Maybe you remember the laps you were forced to run or when a dodgeball hit you in the face. Maybe you remember an empowering athletic achievement or maybe an embarrassing one, or even the smell of your middle school gymnasium.
We all have different memories from childhood P.E. classes. For whatever reason, the sights, sounds and smells stick with you.
BYU teacher education professor David Barney has taken it upon himself to study P.E. and the positive or negative experiences children glean from their gym class experiences. In two recent studies, he's found there are things educators can do to significantly improve outcomes.
The importance of this research impacts children well beyond their childhood. Having a good experience in P.E. can be correlated with a person's long-term physical well-being. Research from BYU psychologists published in 2014 showed that kids who are teased in P.E. class exercise less a year later.
Barney's recent studies looked at two specific elements of gym class: playing music and publicly picking teams.
Playing music
"I've found music to be very magical," Barney said. "It's not the cure-all, it's not a pill that just fixes everything … but boy it sure helps."
His research on music was recently published in the International Journal of Physical Education and shows that fourth grade students are 5.87 times more likely to enjoy P.E. when music is playing.
For the boy or girl who dreads going to gym class, 5.87 is a number that can make a world of difference. A dodgeball to the face might not seem so bad with Taylor Swift telling you to shake it off in the background.
Music appears to have a motivating effect on the kids as well. Students felt like they physically exerted themselves more when music was playing.
"When the music is on, I just feel like dancing all the time," said one female student whom researchers interviewed. Another student felt that the music got him "pumped up," and helped him to work harder.
The type of music you play makes a difference. Barney found that it's best to play contemporary songs with 120 to 160 beats per minute.
"My son is a fourth grader so I sat him down and played some music for him," Barney said, "and he would say 'No, not that one,' or 'Oh yeah we like that one.' We then tested it out, and the kids responded best to songs they recognized artists like One Direction, Taylor Swift and whoever else is popular."
Publicly picking teams
Barney also recently published a study in The Physical Educator addressing the practice of publicly picking teams with junior high boys. He observed that the awkward practice doesn't necessarily influence the outcome of the game itself, but it can have a deep emotional impact on students individually.
"A lot of the kids we interviewed basically said, 'I don't like it, but since the teacher's doing it, fine, whatever, let's get this over with,'" Barney said. "That doesn't build a lot of confidence. Nobody leaves class saying, 'That was awesome, I got picked last.'"
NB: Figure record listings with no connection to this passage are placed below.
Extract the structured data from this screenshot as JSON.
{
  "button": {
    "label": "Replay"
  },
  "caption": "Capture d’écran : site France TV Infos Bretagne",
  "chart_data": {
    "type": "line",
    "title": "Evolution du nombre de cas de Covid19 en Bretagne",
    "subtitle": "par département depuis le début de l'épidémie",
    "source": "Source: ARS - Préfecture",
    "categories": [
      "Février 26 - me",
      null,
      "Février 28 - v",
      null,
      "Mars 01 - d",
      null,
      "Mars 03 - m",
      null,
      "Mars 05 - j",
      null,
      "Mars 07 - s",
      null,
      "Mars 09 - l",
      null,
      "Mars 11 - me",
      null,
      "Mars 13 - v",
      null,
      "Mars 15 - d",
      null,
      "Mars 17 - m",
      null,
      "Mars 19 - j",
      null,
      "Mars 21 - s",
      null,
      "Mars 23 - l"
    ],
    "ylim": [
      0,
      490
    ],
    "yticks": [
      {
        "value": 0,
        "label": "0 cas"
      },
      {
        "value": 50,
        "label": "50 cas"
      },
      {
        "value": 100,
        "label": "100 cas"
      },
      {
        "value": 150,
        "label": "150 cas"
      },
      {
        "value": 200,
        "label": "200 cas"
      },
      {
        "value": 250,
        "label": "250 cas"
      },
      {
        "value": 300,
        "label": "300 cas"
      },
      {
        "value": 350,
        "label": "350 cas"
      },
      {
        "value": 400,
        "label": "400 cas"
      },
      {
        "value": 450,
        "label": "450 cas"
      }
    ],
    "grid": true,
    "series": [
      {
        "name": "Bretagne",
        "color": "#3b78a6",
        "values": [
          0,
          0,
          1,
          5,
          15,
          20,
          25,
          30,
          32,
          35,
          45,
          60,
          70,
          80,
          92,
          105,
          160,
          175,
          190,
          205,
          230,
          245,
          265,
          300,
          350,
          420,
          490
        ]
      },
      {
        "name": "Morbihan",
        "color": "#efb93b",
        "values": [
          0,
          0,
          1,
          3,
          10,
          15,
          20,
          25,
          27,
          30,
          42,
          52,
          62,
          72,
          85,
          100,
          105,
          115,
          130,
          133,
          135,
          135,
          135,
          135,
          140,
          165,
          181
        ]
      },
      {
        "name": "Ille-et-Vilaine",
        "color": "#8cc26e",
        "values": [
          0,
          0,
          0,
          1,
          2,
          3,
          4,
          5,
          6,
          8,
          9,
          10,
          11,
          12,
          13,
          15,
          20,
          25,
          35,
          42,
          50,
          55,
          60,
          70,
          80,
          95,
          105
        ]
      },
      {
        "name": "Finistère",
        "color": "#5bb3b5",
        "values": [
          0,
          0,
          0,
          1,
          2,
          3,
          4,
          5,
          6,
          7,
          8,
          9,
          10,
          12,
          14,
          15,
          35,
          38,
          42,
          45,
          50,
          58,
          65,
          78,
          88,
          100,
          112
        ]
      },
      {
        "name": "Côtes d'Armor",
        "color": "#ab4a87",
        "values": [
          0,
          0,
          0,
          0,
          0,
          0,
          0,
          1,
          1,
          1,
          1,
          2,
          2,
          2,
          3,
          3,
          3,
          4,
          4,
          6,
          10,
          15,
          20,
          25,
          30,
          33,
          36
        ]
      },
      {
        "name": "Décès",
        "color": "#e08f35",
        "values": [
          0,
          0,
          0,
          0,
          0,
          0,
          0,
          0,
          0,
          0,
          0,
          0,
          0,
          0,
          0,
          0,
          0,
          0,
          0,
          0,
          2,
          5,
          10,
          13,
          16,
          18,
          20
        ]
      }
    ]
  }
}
Publicly picking teams has been a practice for so many generations that people assume it's the status quo. The practice has remained and continues to have a negative associative effect on children.
"You could pick teams for basketball and in two days the kids won't remember who won," Barney said. "But they remember how they felt, they remember that they were picked last."
Barney proposes that privately picking teams should be the preferred alternative, one that circumvents publicly shaming students. When gym teachers pick the teams themselves, students are able to expand their circle of friends, they don't feel ashamed or excluded and teams can be more fair. Students can base their success off of their own improvement rather than basing it off when they were picked for a team.
"You save so much time when you privately pick teams," Barney said. "That's the kicker. We've seen again and again how much time is wasted going around and picking teams rather than just letting the kids go out and play."
Barney's hope is that music and privately picking teams can help create positive associations with physical fitness that will help kids develop a lifelong commitment to physical health — the ultimate goal of physical education classes.
Next in Barney's P.E. research, he's going to try to work backward, interviewing active seniors to try and identify early experiences that encouraged them to remain active throughout their lives.